The most potent challenge to markets today, and to liberal ideals more generally, is not about fairness. It is about stability and control—not as choices in our lives as individuals, but as a policy for society as a whole. It is the argument that markets are disruptive and chaotic, that they make the future unpredictable, and that they serve too many diverse values rather than “one best way.” The most important challenge to markets today is not the ideology of socialism but the ideology of stasis, the notion that the good society is one of stability, predictability, and control. The role of the state, in this view, therefore, is not so much to reallocate wealth as it is to curb, direct, or end unpredictable market evolution.

She says that while the last century’s greatest threats to liberty, prosperity, and peace came from totalitarian nation-states, today’s come from transnational organizations—ranging from imperialistic regulators (the European Union)and statists of all stripes.

Should modern Liberals develop a policy agenda and role for the state that would genuinely tackle class inequalities?

Cant answer for others, or other doctrines, but republicanism does not see the state as an evil. There are limits to what the state can do, after political technologies have their own flaws, and a liberal republican political technologies are better than any others atm in producing positive outcomes.

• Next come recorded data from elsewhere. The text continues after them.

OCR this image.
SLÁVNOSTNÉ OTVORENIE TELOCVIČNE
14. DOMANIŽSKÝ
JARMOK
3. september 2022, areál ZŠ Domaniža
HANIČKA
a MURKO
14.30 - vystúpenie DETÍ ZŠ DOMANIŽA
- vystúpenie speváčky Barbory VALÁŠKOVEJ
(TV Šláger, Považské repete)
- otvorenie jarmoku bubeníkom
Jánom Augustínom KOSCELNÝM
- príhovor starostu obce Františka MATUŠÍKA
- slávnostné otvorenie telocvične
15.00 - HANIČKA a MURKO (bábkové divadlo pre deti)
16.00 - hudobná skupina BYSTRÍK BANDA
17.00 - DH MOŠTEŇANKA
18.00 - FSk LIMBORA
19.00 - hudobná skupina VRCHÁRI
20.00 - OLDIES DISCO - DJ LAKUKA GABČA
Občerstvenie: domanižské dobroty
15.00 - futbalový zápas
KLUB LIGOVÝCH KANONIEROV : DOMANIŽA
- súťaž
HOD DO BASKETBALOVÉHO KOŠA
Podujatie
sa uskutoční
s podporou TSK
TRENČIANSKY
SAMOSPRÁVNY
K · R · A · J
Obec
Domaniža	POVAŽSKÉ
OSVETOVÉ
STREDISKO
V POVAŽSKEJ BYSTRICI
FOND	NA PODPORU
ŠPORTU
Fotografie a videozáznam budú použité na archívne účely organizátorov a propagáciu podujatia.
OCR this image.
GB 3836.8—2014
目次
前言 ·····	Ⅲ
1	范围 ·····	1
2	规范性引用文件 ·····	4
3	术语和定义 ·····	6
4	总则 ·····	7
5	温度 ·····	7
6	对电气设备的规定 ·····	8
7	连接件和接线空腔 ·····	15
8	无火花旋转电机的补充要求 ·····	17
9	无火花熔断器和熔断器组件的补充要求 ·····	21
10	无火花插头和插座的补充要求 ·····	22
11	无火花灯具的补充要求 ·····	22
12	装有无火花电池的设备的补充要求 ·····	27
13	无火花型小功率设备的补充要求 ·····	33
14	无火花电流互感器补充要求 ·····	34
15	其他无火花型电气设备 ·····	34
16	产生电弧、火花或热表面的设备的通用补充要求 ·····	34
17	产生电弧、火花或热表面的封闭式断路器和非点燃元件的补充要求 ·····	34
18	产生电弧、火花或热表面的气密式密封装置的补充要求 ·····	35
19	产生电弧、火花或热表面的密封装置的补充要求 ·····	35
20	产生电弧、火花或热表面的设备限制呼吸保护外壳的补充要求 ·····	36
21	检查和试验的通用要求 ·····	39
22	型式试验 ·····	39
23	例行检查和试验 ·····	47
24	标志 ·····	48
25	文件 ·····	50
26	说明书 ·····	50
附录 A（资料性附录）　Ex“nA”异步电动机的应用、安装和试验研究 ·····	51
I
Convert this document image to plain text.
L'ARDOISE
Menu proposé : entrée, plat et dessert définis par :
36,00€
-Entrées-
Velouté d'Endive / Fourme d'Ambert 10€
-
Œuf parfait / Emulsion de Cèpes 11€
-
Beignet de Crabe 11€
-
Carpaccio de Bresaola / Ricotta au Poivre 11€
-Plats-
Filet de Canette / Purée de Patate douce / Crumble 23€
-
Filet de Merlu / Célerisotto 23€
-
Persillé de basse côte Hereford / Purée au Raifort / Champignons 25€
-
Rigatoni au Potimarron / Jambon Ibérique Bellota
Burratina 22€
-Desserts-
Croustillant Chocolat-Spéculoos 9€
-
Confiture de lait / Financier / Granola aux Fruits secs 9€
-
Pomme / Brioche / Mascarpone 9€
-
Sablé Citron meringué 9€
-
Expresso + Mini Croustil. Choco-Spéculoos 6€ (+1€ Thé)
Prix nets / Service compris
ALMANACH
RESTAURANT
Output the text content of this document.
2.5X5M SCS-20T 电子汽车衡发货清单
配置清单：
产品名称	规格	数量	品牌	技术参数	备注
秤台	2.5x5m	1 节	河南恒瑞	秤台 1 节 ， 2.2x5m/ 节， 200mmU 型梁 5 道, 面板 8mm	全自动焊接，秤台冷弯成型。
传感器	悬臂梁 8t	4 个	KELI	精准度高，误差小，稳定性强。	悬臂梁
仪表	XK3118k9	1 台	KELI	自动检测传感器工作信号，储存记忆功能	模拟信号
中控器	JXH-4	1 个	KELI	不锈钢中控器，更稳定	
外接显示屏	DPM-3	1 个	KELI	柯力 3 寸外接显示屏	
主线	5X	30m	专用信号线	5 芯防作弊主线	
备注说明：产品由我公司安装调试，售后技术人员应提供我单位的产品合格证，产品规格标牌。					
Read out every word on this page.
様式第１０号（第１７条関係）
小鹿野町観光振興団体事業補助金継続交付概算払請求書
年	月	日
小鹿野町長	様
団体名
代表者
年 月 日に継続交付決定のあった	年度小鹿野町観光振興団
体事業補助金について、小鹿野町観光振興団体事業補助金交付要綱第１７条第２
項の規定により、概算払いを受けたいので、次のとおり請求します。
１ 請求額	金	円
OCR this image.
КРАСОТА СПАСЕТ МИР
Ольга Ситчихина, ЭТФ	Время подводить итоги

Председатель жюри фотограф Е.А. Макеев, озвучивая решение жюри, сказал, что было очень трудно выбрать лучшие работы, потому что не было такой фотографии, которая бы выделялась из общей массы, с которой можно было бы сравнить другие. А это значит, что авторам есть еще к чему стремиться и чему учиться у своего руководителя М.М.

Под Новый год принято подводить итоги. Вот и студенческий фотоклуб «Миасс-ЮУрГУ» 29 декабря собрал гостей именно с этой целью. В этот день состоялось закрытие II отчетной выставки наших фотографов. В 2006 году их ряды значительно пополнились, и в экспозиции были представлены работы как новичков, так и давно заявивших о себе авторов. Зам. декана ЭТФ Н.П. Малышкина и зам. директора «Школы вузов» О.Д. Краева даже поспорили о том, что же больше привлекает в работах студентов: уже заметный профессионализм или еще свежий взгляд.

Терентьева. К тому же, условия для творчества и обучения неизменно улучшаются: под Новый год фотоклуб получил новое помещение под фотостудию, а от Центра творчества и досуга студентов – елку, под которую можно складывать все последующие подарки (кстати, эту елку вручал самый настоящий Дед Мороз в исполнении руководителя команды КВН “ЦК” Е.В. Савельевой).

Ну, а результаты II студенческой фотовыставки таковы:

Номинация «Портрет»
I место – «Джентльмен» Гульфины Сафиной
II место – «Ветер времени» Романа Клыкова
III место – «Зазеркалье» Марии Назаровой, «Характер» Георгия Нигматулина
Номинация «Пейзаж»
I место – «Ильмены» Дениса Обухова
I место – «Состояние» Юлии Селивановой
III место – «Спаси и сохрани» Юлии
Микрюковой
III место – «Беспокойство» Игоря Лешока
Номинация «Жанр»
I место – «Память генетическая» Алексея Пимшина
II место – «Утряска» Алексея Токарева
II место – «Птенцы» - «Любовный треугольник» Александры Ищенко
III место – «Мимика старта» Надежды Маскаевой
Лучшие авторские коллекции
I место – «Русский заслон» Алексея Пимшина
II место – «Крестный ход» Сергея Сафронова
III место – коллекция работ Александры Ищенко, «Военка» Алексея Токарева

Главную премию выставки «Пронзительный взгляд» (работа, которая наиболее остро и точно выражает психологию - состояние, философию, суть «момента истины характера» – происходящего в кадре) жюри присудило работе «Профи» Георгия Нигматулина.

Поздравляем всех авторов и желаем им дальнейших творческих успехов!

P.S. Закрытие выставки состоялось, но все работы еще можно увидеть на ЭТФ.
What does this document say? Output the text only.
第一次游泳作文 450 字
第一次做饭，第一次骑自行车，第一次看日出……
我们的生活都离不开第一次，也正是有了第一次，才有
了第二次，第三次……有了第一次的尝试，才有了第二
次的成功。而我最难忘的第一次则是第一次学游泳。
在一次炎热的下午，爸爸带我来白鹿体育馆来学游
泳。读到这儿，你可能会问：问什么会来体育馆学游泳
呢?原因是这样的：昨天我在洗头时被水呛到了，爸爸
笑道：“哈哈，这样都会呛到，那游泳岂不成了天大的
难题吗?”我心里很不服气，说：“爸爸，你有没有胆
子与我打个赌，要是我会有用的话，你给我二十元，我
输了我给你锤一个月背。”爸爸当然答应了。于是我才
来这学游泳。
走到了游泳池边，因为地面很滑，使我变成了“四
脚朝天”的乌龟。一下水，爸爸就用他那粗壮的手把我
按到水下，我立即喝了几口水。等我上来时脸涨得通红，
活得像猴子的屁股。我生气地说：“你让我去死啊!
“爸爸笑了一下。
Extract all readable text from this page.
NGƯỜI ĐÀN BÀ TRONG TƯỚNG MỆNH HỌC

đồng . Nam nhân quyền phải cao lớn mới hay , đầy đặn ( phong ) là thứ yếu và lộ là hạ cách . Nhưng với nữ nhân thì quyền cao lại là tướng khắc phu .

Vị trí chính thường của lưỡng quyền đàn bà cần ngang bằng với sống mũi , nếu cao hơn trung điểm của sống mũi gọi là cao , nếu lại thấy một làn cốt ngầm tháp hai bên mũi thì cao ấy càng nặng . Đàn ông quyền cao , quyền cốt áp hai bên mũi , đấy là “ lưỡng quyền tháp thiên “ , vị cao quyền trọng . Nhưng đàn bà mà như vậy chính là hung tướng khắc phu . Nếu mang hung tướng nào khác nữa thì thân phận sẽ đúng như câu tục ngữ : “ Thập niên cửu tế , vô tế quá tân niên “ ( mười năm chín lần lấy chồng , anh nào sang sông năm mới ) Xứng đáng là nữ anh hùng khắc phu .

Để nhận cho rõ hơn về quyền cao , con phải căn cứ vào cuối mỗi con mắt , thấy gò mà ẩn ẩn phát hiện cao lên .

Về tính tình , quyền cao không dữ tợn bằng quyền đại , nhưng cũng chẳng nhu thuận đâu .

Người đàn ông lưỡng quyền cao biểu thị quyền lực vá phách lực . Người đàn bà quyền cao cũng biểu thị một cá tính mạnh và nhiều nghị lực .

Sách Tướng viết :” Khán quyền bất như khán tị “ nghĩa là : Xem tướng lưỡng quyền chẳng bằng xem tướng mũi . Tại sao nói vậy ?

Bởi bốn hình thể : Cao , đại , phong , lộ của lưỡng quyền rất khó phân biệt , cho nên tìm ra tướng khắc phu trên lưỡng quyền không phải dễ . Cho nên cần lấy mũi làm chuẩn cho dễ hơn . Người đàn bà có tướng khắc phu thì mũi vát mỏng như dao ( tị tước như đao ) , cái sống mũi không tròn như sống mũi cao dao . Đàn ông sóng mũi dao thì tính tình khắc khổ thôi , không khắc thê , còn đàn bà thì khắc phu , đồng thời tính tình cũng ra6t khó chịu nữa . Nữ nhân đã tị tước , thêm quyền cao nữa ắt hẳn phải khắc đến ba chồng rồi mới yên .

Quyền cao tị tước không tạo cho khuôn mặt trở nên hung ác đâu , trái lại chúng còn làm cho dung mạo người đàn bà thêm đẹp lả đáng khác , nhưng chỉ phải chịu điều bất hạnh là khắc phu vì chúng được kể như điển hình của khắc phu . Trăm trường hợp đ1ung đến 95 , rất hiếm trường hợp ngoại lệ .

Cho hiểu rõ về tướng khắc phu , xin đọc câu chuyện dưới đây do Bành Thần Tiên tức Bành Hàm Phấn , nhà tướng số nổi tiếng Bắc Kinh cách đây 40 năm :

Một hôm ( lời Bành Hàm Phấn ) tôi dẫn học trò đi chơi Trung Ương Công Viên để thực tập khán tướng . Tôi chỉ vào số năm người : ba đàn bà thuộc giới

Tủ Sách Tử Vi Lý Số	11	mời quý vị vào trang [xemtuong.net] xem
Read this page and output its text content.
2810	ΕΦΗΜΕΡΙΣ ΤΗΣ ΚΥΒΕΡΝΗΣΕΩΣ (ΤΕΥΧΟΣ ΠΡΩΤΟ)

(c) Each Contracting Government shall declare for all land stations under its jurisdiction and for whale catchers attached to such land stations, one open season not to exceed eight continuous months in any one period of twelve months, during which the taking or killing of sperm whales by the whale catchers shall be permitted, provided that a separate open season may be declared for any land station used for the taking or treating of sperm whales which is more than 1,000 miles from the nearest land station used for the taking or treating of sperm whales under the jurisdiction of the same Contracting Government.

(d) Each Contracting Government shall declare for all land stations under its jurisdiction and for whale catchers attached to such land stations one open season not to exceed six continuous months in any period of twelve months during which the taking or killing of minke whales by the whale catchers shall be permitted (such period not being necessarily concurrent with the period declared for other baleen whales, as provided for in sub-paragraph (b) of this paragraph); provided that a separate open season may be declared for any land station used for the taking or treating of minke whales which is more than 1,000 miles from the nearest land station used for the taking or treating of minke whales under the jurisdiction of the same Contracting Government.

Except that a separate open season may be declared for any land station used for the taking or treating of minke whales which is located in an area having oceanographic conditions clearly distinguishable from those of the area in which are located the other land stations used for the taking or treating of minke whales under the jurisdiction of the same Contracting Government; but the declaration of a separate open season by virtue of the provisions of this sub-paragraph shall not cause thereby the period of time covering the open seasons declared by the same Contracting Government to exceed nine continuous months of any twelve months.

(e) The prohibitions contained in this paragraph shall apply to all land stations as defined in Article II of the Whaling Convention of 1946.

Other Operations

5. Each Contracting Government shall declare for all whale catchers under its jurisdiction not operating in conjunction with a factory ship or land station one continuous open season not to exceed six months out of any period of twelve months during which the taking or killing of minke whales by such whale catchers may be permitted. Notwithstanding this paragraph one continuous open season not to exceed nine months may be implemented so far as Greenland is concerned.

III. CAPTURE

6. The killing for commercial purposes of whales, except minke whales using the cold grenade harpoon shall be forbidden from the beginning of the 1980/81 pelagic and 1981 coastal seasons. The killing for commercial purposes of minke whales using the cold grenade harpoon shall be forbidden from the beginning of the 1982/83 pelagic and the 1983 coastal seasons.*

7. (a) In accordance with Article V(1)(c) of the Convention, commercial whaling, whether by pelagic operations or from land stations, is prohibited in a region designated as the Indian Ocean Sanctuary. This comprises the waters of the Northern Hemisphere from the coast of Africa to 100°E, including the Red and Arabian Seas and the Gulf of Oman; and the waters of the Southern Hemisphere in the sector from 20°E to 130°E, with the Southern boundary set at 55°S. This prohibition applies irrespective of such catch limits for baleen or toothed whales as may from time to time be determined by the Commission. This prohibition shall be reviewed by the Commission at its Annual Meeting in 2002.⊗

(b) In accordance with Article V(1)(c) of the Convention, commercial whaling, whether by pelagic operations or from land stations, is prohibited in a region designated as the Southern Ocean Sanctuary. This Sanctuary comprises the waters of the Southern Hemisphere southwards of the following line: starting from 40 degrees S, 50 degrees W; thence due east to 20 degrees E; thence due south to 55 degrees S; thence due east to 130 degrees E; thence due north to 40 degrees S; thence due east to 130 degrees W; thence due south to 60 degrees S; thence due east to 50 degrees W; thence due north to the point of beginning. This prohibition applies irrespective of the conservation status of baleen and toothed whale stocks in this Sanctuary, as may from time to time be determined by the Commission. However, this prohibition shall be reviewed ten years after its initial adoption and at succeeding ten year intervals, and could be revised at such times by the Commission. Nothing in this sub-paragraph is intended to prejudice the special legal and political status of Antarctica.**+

For instance Deniehy was a big proponent of public education and libraries. I agree with him, I cannot see how our present state of civic and economic virtue can be maintained without it. Because education requires a universal approach, the only social entity with that reach and capitalisation is the state. So it must have a roll in this, if for no other reason than the private sector cannot provide a complete solution. It can provide a partial solution of course, and where the market is superior the state should absolutely bow out, if not defer to the market even if the outcome is not certain yet.

From the progressive point of view? Like polemica and larvatus prodeo, they better come up with a positive role for the state in that situation or otherwise their political solutions will be made directly obsolescent by stricter forms of liberalism and republicanism. Then again, if there is no role for the state in those situations then the progressives are liberals and republicans anyway.